*This apartment was in the heart of the city in a fairly rundown old red brick two-story duplex converted into a fourplex, but at the time, anything was better than living with my parents. Stan and I were in our final year in college. The apartment came furnished with a double mattress and box spring (no bed frame) and a gawd-awful gold-colored mid-century sleeper couch. It was convenient that there were two places to sleep since my parents freaked out if they thought I actually slept with Stan. They were so naive and easily placated by telling them "no, we weren't." We slept on the mattress, but not the sleeper couch. That thing was pretty uncomfortable, but not as bad as one sleeper couch we slept on as guests in someone's house once...that thing had that bar going down the center that would kill anyone's back, as it did Elaine's in that famous Seinfeld episode where she had to take muscle relaxants for the pain. Stella! Stellllaaaaa!
**This couch was like something out of the early last century...20s? 30s? Who knows, maybe it was as old as my grandmother's house, which was built around 1910 or so. It was made with a maroon velvet fabric with a large floral print. The style was rounderd, not angular like the one that replaced it. In its day, I'm sure it was gorgeous, but by the time it reached my era, it was a collapsed shell of its former self. The cushions were all flat, yet oddly puffy at the same time. It was not a sittable couch, but served as storage for afghans and linens and was moved to the dining room where it was out of the way. It had been replaced by a mid-century (1950s?) green angular couch and chair set in the living room. which was more stylish for the geometric modern times, but felt out of place in a bungalow with floral wallpaper and built in wooden cabinets with leaded glass doors.
Labels: Dreams
8 Comments:
Sorry I never had a chance to see the inside of your grandmother's house. The couch in our first place was bad, and I think most of those kinds of couches are bad to sleep on...Stella!

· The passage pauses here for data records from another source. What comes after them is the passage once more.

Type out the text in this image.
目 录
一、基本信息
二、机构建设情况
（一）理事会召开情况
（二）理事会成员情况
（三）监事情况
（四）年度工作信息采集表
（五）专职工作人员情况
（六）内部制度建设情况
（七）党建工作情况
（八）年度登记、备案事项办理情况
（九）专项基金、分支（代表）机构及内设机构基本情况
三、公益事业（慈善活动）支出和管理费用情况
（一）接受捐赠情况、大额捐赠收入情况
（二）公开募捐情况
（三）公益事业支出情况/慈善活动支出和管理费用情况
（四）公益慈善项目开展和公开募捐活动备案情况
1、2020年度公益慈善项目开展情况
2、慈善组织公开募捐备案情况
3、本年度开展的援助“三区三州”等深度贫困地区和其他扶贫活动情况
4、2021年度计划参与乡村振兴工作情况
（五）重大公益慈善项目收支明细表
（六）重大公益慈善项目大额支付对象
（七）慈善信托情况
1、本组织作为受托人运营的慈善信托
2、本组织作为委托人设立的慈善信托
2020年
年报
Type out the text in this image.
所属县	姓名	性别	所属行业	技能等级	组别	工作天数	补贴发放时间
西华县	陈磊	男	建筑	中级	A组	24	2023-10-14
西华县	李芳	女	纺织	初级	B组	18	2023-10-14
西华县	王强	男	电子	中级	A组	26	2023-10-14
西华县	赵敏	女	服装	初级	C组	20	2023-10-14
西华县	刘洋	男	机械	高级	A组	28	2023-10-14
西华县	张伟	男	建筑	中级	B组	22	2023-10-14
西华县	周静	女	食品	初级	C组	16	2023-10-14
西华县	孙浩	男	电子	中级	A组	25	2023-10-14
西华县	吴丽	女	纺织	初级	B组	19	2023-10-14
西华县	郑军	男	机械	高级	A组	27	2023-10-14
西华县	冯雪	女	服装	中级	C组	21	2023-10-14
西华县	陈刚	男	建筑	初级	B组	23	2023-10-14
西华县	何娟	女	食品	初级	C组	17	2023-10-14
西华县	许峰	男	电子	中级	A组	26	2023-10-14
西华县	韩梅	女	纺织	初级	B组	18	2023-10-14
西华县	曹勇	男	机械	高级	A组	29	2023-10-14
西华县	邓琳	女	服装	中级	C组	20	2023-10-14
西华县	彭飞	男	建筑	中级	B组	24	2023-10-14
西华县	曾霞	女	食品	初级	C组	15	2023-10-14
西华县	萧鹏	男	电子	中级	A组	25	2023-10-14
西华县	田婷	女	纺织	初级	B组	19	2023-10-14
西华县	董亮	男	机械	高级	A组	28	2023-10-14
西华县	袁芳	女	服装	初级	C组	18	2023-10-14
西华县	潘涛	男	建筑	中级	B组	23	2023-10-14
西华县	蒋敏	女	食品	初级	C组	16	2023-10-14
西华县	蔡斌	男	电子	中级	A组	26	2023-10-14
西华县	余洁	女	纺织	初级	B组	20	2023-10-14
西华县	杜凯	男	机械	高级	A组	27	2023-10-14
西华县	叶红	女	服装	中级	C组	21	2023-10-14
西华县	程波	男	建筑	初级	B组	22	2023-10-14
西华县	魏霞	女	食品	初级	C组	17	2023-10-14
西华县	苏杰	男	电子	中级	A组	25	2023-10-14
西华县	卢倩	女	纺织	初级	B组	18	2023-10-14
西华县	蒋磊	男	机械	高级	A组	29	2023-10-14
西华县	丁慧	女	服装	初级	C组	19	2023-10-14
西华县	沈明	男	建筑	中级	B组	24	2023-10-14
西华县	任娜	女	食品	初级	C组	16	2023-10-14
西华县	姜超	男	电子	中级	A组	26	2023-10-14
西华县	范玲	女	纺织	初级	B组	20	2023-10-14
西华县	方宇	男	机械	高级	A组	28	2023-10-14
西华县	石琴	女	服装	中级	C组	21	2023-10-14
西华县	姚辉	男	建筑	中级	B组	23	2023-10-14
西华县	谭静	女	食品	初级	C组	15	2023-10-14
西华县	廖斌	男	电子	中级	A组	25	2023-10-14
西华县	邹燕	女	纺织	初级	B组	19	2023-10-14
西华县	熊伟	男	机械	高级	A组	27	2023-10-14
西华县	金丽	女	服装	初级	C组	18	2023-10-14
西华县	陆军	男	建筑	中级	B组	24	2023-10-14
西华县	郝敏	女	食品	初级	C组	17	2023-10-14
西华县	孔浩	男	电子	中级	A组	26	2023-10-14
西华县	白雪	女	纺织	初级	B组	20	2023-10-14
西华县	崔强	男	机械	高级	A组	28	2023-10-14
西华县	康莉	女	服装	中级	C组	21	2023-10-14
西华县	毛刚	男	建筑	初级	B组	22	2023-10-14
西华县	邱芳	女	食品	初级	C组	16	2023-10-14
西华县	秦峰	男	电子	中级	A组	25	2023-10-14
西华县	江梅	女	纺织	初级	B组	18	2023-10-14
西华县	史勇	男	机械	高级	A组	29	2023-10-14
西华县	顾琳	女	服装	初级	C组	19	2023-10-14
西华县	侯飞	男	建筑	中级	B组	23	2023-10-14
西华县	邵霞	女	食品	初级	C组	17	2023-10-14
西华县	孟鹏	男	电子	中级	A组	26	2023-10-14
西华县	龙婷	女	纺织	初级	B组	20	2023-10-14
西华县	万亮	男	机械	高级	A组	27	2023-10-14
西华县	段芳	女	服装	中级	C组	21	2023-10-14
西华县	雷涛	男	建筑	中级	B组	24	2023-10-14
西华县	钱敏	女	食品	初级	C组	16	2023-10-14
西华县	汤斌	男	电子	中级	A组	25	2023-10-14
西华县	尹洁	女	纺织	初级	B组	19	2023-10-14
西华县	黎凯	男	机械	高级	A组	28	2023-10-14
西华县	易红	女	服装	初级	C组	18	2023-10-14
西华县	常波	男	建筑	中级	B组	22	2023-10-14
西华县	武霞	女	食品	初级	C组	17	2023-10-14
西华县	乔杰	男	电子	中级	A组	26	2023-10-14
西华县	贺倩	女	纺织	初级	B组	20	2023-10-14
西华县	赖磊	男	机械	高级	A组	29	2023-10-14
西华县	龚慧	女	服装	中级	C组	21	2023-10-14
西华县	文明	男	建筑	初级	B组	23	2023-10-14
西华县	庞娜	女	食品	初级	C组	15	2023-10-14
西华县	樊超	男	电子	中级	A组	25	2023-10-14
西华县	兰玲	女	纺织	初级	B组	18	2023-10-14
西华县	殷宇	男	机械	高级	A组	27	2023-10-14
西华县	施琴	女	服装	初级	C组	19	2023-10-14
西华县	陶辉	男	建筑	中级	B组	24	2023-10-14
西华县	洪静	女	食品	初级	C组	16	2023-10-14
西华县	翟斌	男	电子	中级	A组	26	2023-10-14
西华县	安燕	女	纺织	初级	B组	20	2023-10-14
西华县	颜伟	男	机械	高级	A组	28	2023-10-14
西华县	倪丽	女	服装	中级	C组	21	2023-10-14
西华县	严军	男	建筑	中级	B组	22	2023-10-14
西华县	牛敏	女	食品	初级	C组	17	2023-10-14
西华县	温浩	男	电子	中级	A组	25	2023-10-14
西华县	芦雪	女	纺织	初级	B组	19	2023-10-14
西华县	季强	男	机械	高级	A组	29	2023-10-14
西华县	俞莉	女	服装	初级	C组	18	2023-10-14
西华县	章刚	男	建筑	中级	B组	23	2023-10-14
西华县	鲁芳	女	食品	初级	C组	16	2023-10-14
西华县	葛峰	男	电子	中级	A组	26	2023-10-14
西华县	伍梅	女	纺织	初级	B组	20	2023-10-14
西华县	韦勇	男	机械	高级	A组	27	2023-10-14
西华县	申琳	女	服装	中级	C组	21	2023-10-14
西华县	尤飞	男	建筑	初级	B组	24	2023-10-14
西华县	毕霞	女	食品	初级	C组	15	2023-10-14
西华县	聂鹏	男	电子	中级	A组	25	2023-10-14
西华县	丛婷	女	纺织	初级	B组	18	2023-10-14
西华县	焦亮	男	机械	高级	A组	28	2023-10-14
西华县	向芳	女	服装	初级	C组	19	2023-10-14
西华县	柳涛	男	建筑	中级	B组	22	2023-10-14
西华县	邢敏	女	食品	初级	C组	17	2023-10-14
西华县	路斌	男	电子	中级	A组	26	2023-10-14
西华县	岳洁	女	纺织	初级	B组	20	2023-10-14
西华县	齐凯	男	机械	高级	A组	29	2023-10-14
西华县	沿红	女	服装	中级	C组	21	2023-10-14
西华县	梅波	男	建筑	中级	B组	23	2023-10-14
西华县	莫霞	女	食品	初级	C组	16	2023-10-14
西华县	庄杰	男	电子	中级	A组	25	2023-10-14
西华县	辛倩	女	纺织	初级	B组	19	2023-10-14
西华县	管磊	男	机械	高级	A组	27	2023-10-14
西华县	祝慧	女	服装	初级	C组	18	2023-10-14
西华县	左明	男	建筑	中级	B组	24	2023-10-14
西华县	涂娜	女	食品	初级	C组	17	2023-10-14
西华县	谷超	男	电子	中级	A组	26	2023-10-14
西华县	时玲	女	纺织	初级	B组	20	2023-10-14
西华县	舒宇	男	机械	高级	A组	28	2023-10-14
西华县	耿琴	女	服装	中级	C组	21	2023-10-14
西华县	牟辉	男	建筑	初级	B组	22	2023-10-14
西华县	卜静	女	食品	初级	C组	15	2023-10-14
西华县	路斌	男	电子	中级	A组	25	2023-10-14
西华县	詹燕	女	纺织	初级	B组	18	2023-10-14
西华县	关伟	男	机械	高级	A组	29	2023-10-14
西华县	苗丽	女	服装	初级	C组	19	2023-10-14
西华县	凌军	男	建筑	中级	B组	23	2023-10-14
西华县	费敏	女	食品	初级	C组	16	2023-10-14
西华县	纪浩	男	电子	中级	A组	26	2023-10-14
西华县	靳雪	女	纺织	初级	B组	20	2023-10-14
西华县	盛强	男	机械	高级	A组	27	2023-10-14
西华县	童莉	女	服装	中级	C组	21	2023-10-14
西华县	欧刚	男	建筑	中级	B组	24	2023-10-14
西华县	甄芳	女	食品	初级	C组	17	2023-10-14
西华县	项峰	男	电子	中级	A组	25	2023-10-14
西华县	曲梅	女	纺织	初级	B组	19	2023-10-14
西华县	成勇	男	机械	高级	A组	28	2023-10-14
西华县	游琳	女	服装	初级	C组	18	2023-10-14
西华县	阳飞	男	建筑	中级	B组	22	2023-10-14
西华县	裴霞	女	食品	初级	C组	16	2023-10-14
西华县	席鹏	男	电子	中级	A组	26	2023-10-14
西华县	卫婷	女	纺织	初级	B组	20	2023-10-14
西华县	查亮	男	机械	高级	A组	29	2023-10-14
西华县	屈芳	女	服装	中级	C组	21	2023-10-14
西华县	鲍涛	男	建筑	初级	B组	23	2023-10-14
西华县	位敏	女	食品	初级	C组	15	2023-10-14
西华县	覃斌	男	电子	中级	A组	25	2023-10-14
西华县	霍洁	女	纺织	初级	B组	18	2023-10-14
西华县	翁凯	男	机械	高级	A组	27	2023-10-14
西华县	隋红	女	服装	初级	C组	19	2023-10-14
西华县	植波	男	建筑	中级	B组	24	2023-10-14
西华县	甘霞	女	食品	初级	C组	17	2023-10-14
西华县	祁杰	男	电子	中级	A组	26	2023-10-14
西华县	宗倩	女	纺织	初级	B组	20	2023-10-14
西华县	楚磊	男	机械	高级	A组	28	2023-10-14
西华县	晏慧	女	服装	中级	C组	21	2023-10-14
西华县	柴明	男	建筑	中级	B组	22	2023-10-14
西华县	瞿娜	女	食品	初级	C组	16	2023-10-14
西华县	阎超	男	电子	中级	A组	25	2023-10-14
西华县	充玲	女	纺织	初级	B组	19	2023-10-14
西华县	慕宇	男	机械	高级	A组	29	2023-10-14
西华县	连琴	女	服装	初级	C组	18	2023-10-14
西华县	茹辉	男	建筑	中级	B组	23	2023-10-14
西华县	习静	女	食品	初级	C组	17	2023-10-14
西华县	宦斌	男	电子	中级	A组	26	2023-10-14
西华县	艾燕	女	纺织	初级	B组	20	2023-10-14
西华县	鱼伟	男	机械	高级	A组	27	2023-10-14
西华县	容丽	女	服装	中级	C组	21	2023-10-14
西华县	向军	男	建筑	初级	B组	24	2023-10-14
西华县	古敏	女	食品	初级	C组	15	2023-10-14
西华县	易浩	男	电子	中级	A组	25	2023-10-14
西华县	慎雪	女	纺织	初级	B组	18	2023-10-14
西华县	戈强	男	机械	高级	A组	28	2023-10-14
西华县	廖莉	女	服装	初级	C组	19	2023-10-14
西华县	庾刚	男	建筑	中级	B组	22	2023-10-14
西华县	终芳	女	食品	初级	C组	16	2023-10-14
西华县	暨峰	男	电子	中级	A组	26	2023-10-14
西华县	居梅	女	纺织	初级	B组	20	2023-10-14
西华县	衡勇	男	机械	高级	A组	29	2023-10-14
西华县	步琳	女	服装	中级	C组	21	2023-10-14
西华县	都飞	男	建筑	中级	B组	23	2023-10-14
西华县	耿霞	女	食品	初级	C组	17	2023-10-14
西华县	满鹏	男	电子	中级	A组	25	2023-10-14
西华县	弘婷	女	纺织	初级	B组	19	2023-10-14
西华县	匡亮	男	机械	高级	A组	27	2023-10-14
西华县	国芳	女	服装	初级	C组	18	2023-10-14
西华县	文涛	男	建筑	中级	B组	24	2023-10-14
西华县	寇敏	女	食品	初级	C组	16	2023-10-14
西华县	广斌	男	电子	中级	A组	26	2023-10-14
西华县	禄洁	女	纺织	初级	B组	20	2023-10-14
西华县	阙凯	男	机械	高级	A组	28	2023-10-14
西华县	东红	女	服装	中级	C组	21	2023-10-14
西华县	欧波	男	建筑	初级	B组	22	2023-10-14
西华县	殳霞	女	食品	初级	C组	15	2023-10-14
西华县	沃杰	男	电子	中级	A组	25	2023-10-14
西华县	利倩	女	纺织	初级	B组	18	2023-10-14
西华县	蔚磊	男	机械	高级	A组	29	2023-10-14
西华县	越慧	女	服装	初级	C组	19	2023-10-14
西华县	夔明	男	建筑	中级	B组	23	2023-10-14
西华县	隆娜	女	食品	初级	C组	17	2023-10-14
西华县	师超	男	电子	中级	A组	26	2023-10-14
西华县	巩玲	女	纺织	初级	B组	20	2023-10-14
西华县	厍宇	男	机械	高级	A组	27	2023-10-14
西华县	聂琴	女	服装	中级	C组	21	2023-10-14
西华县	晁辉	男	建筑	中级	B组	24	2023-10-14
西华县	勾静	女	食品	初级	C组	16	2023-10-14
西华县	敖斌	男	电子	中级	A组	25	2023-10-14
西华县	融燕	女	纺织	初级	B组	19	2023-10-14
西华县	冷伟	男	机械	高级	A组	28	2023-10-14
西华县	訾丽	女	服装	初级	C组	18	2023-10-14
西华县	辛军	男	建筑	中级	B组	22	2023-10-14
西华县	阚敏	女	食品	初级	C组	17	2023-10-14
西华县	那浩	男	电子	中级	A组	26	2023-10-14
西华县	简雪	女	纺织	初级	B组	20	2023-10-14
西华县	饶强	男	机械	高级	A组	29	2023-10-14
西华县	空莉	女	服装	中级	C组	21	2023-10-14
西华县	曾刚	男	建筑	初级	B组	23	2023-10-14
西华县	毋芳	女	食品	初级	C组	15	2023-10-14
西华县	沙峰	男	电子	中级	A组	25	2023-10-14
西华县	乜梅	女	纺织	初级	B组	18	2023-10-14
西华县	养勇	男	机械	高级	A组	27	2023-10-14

Wouldn't it have been strange if we could have stayed at your grandmother's house and we might have had to sleep on the couch?
You remind me of a dream I had about 4-5 weeks ago. Your grandfather, whom was passed away long before we met, came to me in a dream and told me (in short) that I was suppose to be a union steward. Wasn't he in a union?
If things were different and my grandmother was still able to function and live at her house in Racine while we were going out, and we decided to take a trip to Racine (assuming she was still alive as well), we wouldn't have to sleep on any couch. She had a rollout bed/cot, which I slept on (probably one of the wonky ones we slept on at my parents house before they got the futons), and also there was a bedroom (where my mom slept when she visited) with a very wonky-mattressed double bed...you know, the old fashioned metal frame kind of bed that freaks you out.
Anyway, yes, my grandfather who I don't remember (the one married to the above grandmother) was in a union. That's pretty weird. What did he look like? From old pics and from what my mom tells me, he looked like Oliver Wendell Douglas, which, when I was young, got all confusulated in my child-mind because my grandmother lived on Douglas Avenue, and my grandmother spoke with an accent similar to Lisa Douglas, and part of Racine at that time was very country rural what with vegetable vendors and the egg man that came door to door (Mr. Haney?). I was confused sort of in a similar way when I thought I was at the Kennedy/Onassis weddding in Massachusetts when some cousin of my dad's was getting married. There was some relative by marriage...Olivera was the name...who looked like Onassis...Olivera, Onassis...to a 6 year old it's all the same.
I think your mom showed us a photo of him with some other beer drinking looking sorts who were likely his friends. I don't remember much of what I saw in the dream, and mostly remember it being like a Lost thing - like Jack we have to go back to the island and we were never suppose to leave - as if I was already suppose to be a union steward and had missed the timing and was late.
Do you think your grand father looks anything like my uncle Al?
Yeah, kinda like Uncle Al, except Al seemed puffier and angrier than the pictures I remember of my grandfather. Uncle Al looked more like Boris Yeltsin to me.
He was an angry man, and it's sort of strange that he never seem to get over the idea that the streets in this country were suppose to be paved with gold. He really had a great deal here in his time and I imagine he would have been an angry man even if he had stayed in the old country.
I'm glad your grandfather wasn't that angry.
Those beer drinking guys might have been his brothers...he had 6 of them.
Oh, the large farm family thing that use to be so common.
I'm sure my grandfather had some stress in his day, especially during the war when the factory went on overtime. He would walk in his sleep. My mom had some really freaky stories about that I probably told you...night terrors where he was waiting to attack people. I don't know if he was angry or not, but he did die of a stroke at 68.